Scénario : Mona Granjon
Dessin : Mona Granjon
Éditeur : Rivages
Sortie : 12 avril 2023
Genre : Roman graphique
À quelques années d’intervalle, Demi-pensionnaires rejoue sur le papier ce que le film documentaire Adolescentes de Sébastien Lifshitz avait montré sur les écrans en 2019 : soit, sur un plus court laps de temps il est vrai, durant une année scolaire, les déboires romantico-sexuels maladroits de deux jeunes filles, Mona et Zoé, héroïnes de l’histoire, et de 2 garçons, Luc et Louis, élèves d’une école plus ou moins huppée, le collège Paul Valéry, quelque part en France. Leur amitié survivra-t-elle à cette dernière année avant le lycée ?
L’époque des premières fois est racontée dans un style simple et direct, du point de vue des gosses, en noir (gris) et blanc, sans chercher à mythifier le passé : les baisers baveux, les rumeurs sur qui l’a fait ou pas, en couple ou seul (grosse interrogation sur les agissements masturbatoires de Louis dans les vestiaires des garçons), les parents qui arrivent au mauvais moment. L’histoire rend aussi compte, de manière subreptice sans que cela ne devienne l’enjeu principal, de l’harcèlement de rue masculin, qui commence en sexualisant le corps de jeunes filles, ou des garçons de leur âge qui se croient permis de toucher et d’embrasser sans demander la permission.

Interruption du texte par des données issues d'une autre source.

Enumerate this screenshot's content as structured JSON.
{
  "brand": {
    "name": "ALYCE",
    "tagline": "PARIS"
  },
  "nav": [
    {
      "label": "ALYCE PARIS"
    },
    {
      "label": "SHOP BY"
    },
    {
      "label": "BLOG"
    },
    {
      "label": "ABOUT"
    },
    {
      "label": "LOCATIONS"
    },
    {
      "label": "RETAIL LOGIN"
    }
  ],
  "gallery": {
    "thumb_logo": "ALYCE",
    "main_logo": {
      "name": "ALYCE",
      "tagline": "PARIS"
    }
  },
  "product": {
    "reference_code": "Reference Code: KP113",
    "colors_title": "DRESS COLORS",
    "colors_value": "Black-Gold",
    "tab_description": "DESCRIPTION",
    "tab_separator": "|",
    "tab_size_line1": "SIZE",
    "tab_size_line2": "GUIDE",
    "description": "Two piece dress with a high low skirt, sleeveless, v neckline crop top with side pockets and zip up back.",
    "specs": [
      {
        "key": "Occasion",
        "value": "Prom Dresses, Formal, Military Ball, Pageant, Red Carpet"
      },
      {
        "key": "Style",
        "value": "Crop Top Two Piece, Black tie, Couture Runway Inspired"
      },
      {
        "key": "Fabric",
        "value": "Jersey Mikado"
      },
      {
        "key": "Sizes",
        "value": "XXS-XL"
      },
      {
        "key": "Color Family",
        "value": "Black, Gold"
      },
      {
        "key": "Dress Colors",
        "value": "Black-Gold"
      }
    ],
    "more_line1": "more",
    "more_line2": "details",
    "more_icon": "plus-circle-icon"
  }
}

Détails de la vie quotidienne
Mona Granjon raconte la vie telle qu’elle a pu avoir lieu, à l’époque révolue où Facebook était encore un réseau social jeune. Les petits détails de la vie quotidienne de Mona et sa pote Zoé tournent surtout autour des relations, amicales ou plus, qui se tissent, et de la honte, la tristesse, la peur ou la frustration qu’on ressent puissance mille, quand les choses ne se passent pas comme on aurait voulu (et elles ne se passent jamais comme on aurait voulu). La volonté de l’autrice est de faire la chronique de cet âge où les amitiés naissent et se défont, mises sous tension par la séparation scolaire, les héroïnes étant, dès le début de l’histoire, et pour leur grande horreur, réparties dans deux classes différentes, mais aussi par les relations avec l’autre sexe.
C’est donc le récit au demeurant plutôt sage et pudique d’une jeunesse blanche hétéro-normée du début du XXème siècle, avec toute la portée critique que l’on peut porter sur l’absence d’autres représentations que cela comporte, comme ce que la série Sex Education parvient bien à montrer, en se focalisant sur des adolescentes un peu plus vieilles peut-être (savoir si Louis s’est branlé semble important, par contre, aucune fois ne sera fait mention de masturbation féminine). Si Mona Granjon ne parvient pas à transcender l’anecdotique avec Demi- pensionnaires, on lit avec plaisir cet instantané adolescente, comme un retour en arrière d’une époque qu’on s’efforce de laisser dans les tréfonds de notre mémoire, là où on croyait que notre
vie se jouait dans l’échange de bave de notre premier baiser ou dans la cour de récréation de notre chère institution scolaire.